Je kunt het je niet meer voorstellen, maar rond 1700 moet boerderij De Grote Horst in Brinkheurne een heus roversnest geweest zijn. Ik vond enkele grote krantenartikelen met elk hun eigen versie van het roversverhaal. Vier broers en drie vrouwen zorgden ervoor dat de noabers destijds met een grote boog om hun roemruchte hoofdkwartier aan de Horstweg 4 heen liepen.
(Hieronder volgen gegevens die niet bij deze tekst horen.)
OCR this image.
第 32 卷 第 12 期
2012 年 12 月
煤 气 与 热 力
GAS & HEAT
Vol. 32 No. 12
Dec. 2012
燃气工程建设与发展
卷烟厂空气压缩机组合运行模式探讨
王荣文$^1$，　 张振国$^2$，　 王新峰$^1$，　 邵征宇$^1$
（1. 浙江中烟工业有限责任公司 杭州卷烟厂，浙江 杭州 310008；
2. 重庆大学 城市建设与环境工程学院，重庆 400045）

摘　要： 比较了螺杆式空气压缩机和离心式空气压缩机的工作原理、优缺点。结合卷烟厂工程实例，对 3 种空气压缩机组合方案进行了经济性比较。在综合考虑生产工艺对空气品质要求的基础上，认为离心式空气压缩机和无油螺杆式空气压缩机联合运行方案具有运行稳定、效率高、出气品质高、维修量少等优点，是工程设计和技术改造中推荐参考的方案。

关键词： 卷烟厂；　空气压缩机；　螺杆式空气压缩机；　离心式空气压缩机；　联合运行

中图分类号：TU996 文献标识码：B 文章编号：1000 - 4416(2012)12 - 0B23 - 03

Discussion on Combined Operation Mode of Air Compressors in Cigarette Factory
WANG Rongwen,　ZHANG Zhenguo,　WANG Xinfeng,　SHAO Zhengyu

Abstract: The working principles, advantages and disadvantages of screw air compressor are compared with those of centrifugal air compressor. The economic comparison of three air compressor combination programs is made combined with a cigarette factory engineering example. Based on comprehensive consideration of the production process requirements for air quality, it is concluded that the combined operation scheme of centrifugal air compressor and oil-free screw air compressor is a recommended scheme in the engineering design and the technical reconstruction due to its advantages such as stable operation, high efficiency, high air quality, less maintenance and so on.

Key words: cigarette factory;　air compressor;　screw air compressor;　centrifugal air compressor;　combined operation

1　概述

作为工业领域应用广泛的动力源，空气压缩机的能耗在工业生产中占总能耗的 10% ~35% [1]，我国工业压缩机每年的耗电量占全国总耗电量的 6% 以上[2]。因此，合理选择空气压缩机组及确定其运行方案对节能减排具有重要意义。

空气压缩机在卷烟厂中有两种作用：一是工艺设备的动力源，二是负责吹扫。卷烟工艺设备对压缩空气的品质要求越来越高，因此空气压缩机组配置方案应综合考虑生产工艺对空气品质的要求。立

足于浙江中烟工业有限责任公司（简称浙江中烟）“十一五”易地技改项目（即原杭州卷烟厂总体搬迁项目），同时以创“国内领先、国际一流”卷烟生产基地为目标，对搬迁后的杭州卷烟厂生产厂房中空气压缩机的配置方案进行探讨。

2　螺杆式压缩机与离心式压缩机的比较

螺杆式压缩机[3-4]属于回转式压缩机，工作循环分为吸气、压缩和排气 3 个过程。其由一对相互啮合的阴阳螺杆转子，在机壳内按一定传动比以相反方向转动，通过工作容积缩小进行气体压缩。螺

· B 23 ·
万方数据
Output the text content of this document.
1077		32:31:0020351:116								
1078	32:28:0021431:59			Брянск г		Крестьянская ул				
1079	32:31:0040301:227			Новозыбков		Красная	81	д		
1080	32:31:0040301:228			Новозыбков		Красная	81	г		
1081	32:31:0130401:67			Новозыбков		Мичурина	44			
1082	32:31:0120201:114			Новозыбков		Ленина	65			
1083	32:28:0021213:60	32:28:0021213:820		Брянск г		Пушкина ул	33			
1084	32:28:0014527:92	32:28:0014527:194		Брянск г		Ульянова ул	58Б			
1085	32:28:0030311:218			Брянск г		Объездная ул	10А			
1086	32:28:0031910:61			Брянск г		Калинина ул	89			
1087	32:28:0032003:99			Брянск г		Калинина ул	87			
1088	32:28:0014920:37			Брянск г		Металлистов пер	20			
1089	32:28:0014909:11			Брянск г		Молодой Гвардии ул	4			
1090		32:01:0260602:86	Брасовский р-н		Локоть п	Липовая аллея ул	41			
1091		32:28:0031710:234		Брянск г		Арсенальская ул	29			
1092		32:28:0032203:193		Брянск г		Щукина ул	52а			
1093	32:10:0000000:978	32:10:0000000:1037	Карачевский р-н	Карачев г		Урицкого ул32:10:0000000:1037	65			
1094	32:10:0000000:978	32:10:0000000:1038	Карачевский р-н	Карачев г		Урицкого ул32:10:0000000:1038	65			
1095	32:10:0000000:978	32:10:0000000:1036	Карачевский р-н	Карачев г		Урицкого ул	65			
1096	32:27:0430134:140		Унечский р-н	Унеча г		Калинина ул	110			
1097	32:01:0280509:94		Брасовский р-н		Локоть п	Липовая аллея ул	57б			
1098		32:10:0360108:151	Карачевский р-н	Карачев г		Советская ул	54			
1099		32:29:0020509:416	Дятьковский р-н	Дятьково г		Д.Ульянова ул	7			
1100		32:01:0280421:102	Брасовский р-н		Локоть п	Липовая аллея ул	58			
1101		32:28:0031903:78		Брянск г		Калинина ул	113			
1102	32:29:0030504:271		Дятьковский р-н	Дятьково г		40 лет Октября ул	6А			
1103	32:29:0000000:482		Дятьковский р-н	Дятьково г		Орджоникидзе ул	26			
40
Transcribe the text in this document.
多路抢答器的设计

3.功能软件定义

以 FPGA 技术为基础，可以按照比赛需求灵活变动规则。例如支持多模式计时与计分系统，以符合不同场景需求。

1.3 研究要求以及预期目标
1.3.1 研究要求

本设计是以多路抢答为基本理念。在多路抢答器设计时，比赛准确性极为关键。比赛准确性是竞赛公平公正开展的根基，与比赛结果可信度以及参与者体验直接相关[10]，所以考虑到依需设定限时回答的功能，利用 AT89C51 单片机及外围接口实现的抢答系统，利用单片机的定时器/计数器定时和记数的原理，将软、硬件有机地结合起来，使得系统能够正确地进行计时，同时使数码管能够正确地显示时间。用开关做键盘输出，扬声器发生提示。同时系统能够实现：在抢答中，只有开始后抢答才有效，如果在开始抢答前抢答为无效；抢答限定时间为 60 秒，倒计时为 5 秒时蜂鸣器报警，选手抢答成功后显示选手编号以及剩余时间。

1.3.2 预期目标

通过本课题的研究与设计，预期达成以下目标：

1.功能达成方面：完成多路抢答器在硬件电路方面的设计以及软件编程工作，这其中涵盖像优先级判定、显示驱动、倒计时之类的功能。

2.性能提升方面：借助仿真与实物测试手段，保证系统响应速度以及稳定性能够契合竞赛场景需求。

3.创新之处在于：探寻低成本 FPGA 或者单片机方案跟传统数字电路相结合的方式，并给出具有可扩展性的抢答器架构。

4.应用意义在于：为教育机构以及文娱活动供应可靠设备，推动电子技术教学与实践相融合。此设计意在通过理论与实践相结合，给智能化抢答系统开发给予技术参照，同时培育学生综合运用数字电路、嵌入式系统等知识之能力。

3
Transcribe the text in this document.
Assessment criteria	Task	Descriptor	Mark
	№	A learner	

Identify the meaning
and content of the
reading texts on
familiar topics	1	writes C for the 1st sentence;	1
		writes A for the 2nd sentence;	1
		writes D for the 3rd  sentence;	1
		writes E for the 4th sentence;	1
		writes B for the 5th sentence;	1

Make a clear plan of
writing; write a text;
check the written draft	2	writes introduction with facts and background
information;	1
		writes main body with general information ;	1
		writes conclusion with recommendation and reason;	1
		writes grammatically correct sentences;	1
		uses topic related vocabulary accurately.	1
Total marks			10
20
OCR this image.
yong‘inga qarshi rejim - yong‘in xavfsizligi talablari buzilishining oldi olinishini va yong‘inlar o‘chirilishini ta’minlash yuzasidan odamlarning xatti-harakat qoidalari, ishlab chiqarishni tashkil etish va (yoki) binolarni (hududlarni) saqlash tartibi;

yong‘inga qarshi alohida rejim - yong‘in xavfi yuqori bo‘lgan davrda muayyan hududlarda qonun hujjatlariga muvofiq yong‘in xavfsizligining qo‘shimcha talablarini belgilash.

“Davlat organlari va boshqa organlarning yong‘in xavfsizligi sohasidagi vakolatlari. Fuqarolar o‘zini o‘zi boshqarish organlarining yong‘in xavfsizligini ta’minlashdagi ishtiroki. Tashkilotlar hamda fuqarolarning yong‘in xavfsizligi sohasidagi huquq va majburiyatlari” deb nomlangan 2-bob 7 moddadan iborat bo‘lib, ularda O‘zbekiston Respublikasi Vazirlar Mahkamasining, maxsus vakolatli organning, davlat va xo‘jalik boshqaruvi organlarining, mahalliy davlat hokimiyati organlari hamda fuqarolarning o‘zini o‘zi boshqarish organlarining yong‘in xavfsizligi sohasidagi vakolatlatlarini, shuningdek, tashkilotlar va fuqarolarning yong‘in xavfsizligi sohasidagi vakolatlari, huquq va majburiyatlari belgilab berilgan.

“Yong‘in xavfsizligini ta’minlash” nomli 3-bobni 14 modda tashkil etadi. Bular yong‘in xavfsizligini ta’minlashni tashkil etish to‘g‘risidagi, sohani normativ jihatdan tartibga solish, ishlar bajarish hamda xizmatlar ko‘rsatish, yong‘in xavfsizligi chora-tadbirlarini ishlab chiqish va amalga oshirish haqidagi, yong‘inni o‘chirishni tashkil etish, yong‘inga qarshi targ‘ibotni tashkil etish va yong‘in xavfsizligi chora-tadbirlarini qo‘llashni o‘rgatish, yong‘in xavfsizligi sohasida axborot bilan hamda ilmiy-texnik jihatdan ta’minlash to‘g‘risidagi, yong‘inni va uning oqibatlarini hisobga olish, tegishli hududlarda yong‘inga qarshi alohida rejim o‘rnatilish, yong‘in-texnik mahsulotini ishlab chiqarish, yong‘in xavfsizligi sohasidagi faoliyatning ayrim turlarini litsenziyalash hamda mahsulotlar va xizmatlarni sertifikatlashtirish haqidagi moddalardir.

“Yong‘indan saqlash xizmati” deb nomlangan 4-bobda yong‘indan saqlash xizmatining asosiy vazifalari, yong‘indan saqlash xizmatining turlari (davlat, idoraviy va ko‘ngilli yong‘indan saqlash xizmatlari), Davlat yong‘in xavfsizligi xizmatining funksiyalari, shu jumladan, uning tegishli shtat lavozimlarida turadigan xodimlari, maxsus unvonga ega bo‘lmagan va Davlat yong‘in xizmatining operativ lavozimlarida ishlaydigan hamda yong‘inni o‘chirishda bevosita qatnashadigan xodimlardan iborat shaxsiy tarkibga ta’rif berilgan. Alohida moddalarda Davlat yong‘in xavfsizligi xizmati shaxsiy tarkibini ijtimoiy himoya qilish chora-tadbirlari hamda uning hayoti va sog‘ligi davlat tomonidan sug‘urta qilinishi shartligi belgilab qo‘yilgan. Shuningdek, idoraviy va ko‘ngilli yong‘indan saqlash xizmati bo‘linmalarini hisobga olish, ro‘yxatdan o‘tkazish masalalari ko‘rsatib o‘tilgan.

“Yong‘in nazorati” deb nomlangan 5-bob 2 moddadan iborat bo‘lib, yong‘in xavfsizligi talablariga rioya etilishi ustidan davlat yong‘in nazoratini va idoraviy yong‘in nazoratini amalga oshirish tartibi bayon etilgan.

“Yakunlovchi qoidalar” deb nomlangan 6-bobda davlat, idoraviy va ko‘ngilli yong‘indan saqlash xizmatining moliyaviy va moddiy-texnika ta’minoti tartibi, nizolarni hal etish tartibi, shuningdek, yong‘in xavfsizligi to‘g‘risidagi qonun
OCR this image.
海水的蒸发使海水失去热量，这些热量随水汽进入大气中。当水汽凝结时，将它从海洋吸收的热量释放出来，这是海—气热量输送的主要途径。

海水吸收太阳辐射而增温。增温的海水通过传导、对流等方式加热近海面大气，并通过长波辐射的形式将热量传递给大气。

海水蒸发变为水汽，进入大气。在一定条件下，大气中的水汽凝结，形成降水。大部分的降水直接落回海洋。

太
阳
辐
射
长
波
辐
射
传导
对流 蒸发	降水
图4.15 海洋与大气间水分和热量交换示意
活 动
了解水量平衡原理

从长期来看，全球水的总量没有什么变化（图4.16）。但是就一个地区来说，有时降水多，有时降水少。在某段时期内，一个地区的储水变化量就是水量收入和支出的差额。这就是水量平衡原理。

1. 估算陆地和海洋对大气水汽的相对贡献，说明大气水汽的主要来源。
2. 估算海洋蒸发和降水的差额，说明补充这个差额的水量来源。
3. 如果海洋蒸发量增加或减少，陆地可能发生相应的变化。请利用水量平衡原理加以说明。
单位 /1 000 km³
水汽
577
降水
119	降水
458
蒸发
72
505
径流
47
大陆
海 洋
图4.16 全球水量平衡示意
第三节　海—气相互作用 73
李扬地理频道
Het karkepad (Hilbelinkspad) liep er langs en daar passeerden ook veel kooplui die naar de diverse markten gingen. Ooit heeft dit Horstvolk drie Duitse kooplieden overvallen en hen verdronken in een diepe kolk – de Jannao’s putte – vlakbij de boerderij. Bij een grote inval wiste de politiemacht drie rovers te overmeesteren en ook de vrouwen werden ingerekend. Eén man wist te ontkomen in het strijdgewoel. Hij vluchtte naar het buitenland en informeerde later per brief hoe het zijn broers vergaan was. Niet best, want ze kregen de strop op de Galgenbulte bij Aalten. De drie vrouwen gingen het cachot in. Geen prettig nieuws, maar daar had-ie ook niet op gerekend.
Later zorgde de Jannao’s putte voor veel ophef en bijgeloof. Het zou er spoken. Ook daar is een mooi verhaal van opgetekend door Aaltje Johanna Geertruida Hilbelink (1900-1982). Grote Horst hoorde namelijk later – na een lange periode van leegstand, want niemand wilde er nog wonen – bij scholtengoed Hilbelink.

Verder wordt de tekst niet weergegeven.